Phase 3 results show reduction in blood sugar levels of type 2 diabetes when dapagliflozin added to glimepiride
Bristol-Myers Squibb Company (BMS), a global biopharma company, and AstraZeneca announced results from a phase 3 clinical study which showed that reductions in blood sugar levels (glycosylated haemoglobin levels, or HbA1c) seen at 24-week with the investigational compound dapagliflozin added to existing glimepiride (sulphonylurea) therapy, compared to placebo added to glimepiride, were maintained at 48 weeks in adults with type 2 diabetes.
These results, presented during the International Diabetes Federation (IDF) 2011 World Diabetes Congress in Dubai, UAE, are from a 24-week extension period of a 24-week trial. The initial 24-week results were presented at the 46th European Association for the Study of Diabetes (EASD) Annual Meeting in Stockholm, Sweden in September 2010.
“Given that patients with type 2 diabetes often need multiple therapies to help manage blood sugar levels over the course of this progressive disease, it is important to assess the ability of new compounds to work in combination with commonly prescribed anti-diabetic treatments”
In addition to maintaining reductions in blood sugar levels, the 48-week study reported that patients taking dapagliflozin added to glimepiride maintained reductions in fasting plasma glucose levels (FPG), post-prandial glucose (PPG) and total body weight.
Events suggestive of genital infections were more common in patients taking dapagliflozin added to glimepiride compared to placebo added to glimepiride.

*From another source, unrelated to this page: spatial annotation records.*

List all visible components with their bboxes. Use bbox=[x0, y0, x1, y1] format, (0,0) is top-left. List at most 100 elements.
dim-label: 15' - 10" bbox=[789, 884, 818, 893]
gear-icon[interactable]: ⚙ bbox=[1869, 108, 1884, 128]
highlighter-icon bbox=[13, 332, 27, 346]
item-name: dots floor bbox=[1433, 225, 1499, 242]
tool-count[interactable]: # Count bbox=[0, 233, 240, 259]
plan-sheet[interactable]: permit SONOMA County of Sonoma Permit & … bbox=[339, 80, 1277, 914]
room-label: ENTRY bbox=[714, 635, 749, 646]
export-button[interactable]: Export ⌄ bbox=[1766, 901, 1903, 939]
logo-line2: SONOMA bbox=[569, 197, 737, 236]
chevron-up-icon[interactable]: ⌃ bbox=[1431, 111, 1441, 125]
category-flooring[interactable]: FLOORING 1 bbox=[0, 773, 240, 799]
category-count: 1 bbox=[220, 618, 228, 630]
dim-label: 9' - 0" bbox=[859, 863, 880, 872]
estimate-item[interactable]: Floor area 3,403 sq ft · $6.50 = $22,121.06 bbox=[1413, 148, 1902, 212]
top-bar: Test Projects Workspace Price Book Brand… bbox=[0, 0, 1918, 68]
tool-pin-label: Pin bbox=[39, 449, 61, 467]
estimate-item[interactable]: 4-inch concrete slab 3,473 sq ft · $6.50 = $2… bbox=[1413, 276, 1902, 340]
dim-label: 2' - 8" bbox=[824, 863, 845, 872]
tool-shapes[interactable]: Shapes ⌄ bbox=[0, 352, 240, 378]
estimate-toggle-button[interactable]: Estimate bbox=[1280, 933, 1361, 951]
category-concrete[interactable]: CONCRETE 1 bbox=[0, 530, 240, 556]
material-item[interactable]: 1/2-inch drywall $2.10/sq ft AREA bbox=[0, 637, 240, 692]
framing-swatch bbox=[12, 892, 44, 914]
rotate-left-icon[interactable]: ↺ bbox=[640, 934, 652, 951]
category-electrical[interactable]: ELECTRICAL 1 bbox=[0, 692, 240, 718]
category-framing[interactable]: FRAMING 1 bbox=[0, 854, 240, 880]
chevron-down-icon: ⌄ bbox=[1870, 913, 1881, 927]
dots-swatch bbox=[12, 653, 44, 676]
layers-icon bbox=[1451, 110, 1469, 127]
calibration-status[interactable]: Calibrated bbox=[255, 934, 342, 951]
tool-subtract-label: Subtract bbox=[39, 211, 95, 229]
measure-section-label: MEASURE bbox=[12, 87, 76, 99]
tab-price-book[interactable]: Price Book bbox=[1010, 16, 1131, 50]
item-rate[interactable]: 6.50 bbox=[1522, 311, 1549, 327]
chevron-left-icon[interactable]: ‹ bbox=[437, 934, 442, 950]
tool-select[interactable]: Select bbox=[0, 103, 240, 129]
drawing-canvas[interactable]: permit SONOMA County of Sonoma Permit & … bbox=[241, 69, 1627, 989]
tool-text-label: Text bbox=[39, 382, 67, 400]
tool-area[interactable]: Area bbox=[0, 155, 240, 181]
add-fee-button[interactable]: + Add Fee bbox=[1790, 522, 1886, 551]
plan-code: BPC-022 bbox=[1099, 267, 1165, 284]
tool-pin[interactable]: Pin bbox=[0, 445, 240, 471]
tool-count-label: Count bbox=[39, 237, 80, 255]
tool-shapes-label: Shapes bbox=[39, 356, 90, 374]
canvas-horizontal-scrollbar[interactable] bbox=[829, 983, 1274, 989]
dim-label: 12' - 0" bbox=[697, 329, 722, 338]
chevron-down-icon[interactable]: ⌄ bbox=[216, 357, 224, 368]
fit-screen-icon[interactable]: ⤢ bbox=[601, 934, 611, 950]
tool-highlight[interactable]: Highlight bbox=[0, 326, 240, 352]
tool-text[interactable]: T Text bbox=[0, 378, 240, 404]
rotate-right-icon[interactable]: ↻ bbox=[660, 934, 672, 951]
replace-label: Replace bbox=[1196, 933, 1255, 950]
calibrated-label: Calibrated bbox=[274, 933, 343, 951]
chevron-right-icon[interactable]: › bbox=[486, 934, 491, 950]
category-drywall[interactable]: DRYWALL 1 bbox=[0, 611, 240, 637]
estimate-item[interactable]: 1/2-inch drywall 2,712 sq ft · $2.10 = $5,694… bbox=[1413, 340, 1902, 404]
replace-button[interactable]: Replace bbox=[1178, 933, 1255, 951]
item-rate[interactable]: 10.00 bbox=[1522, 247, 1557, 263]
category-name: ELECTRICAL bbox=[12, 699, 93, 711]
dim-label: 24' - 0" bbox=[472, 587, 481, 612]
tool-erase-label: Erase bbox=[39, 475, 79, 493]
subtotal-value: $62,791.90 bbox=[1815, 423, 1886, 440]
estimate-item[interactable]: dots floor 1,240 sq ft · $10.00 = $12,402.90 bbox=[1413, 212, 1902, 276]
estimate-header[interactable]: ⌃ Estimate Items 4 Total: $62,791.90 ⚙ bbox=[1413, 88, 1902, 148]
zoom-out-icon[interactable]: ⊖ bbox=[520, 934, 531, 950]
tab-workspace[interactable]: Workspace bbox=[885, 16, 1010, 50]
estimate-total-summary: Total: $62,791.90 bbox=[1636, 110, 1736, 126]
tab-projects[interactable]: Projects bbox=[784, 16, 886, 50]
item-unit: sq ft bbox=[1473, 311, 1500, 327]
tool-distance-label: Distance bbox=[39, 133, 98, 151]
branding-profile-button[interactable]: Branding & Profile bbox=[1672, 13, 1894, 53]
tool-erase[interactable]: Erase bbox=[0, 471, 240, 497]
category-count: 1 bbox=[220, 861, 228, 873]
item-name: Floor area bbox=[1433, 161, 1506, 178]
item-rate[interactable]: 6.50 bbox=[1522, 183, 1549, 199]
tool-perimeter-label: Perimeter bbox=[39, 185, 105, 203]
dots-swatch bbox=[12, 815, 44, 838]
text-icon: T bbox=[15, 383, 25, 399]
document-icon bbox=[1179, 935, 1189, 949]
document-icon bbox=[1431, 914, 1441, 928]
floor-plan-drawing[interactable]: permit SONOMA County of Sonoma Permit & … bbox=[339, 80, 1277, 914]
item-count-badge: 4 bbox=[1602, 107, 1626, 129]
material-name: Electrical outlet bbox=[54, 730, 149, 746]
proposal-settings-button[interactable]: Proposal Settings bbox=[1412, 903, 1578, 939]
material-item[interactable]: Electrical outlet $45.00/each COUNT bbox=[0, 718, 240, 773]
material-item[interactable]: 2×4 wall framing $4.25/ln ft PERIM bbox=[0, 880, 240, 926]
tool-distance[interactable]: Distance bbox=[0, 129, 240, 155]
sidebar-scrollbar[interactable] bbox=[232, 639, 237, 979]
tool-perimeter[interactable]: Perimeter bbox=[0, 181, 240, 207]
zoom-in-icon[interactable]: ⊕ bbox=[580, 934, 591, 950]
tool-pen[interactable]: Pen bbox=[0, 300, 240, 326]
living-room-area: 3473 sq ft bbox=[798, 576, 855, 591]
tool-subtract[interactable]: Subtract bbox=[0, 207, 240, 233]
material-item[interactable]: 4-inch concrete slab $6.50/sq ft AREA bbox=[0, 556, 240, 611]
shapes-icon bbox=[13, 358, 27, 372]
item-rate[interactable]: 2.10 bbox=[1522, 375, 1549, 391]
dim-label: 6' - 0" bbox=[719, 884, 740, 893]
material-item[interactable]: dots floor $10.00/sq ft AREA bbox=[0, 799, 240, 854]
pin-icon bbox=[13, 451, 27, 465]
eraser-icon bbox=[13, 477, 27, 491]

Events suggestive of urinary tract infections were similar for dapagliflozin and placebo groups in this trial. These events were proactively monitored and were generally mild to moderate in intensity, with most patients responding to standard treatment.
“Given that patients with type 2 diabetes often need multiple therapies to help manage blood sugar levels over the course of this progressive disease, it is important to assess the ability of new compounds to work in combination with commonly prescribed anti-diabetic treatments,” said Krzysztof Strojek, Department of Internal Diseases, Diabetology and Nephrology, Silesian Medical University (Poland). “This study demonstrated that the addition of dapagliflozin to existing glimepiride therapy maintained reductions in blood sugar levels over 48 weeks.”
Dapagliflozin, an inhibitor of SGLT2, a target in the kidney, is under joint development by Bristol-Myers Squibb and AstraZeneca. Dapagliflozin, as an adjunct to diet and exercise, is being investigated to evaluate its safety and efficacy in improving glycemic control in adults with type 2 diabetes, for use as a monotherapy and in combination with other anti-diabetic agents. A Marketing Authorisation Application (MAA) was validated by the European Medicines Agency (EMA) in January 2011. In March 2011, the US FDA accepted for review a New Drug Application (NDA) for dapagliflozin for the treatment of adults with type 2 diabetes mellitus. The FDA Prescription Drug User Fee Act (PDUFA) date is January 28, 2012.
The kidney plays an important role in glucose balance, normally filtering ~180 g of glucose each day, with virtually all glucose being reabsorbed back into circulation. SGLT2 is the major sodium-glucose cotransporter in the kidney and is an insulin-independent pathway for the reabsorption of glucose back into the blood.
Bristol-Myers Squibb and AstraZeneca entered into a collaboration in January 2007 to enable the companies to research, develop and commercialise select investigational drugs for type 2 diabetes. The Bristol-Myers Squibb/AstraZeneca Diabetes collaboration is dedicated to global patient care, improving patient outcomes and creating a new vision for the treatment of type 2 diabetes.